Response: We are grateful to the reviewer for catching this typo. The misspelling of "Smart device" in Figure 7 (and also in Figure 16) has been corrected in the figure and its caption. We apologize for this error and have performed a full spelling check across the entire manuscript to ensure consistency.

Line 334: The title is at the bottom of the page. Please move it to the next page.

Response: We thank the reviewer for this suggestion. The title on Line 334 has been moved to the next page to improve readability. We have also reviewed the overall formatting to ensure proper layout.

Figure 10: It's really hard to understand what Molecules A, B, C, and D are. You could provide this in a table with explanations. I also think four digits after the decimal point are sufficient for the metric values.

Response: We thank the reviewer for these insightful suggestions. In response to Comments 5, we have added a new table (Table 1) to clearly explain the definitions and applications of Molecules A, B, C, and D. Regarding the decimal precision, and in consideration of Comments 8, we have unified all metric values throughout the manuscript to three decimal places, which we believe provides sufficient precision while maintaining consistency across all figures and results.

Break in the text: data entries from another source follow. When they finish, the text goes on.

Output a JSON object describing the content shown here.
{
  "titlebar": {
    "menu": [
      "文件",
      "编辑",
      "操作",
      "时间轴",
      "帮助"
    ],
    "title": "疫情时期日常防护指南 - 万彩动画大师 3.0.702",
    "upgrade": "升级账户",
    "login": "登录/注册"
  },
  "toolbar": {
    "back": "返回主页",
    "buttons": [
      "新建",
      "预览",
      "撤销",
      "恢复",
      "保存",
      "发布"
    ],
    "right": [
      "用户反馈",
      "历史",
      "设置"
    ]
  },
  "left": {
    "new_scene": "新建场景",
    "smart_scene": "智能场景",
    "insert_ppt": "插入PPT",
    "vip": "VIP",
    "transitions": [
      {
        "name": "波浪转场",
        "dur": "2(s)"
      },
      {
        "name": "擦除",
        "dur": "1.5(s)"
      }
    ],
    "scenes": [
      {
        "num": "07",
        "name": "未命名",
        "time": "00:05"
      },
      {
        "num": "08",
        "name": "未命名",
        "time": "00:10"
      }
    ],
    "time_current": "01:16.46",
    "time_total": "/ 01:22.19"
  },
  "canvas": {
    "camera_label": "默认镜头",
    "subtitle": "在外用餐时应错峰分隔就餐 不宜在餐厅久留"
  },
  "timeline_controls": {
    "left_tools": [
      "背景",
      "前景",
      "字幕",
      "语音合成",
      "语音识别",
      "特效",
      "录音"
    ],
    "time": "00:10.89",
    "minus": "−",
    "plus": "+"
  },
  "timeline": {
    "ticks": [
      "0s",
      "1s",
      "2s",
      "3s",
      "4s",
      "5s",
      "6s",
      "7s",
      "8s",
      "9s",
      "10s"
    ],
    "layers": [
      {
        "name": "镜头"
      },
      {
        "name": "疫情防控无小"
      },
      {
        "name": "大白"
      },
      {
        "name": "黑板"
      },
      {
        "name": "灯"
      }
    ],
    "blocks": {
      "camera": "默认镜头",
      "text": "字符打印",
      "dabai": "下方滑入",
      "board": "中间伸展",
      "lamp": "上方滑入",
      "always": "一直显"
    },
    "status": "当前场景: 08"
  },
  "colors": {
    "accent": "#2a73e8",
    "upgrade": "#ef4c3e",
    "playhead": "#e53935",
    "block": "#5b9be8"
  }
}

Figure 12: The text on the Confusion matrix is too small. Please make it more readable.

Response: Thank you for the suggestion. We have enlarged the text in Figure 12 to improve readability.

Line 529: Move the figure legend to the previous page.

Response: The figure legend on Line 529 has been moved to the previous page to ensure proper placement with its corresponding figure. We have also reviewed the overall document formatting to maintain consistency in figure presentation.

Line 532: For example, the precision value is given to three decimal places. However, Figure 10 has many decimal places.

Response: We thank the reviewer for this observation. In accordance with your previous comment (Comments 5), we have now unified the numerical format throughout the document by retaining three decimal places for all metric values, including those in Figure 10. This adjustment ensures consistency in data presentation across the manuscript. We have also verified all other numerical values to maintain this standard format.

Lines 541-542: "Reduction fired cyan square bricks (RBCs)." Capitalize the first letters.

Response: The term "Reduction-fired cyan square bricks (RBCs)" has been revised to "Reduction-fired Cyan Square Bricks (RCSB)" We have also verified all similar terms to ensure consistent formatting.

Figure 16: "Smatr" was written, please correct it.

Response: The misspelling of "Smart device" in Figure 16 (and also in Figure 7) has been corrected in the figure and its caption.

Line 708: I believe the number of references is low. This is due to the limited literature research.

Response: We appreciate the reviewer's helpful feedback regarding the references. In response, we have expanded the literature review by adding relevant citations to better situate our study within the existing research landscape. These additions have been incorporated throughout the manuscript where appropriate.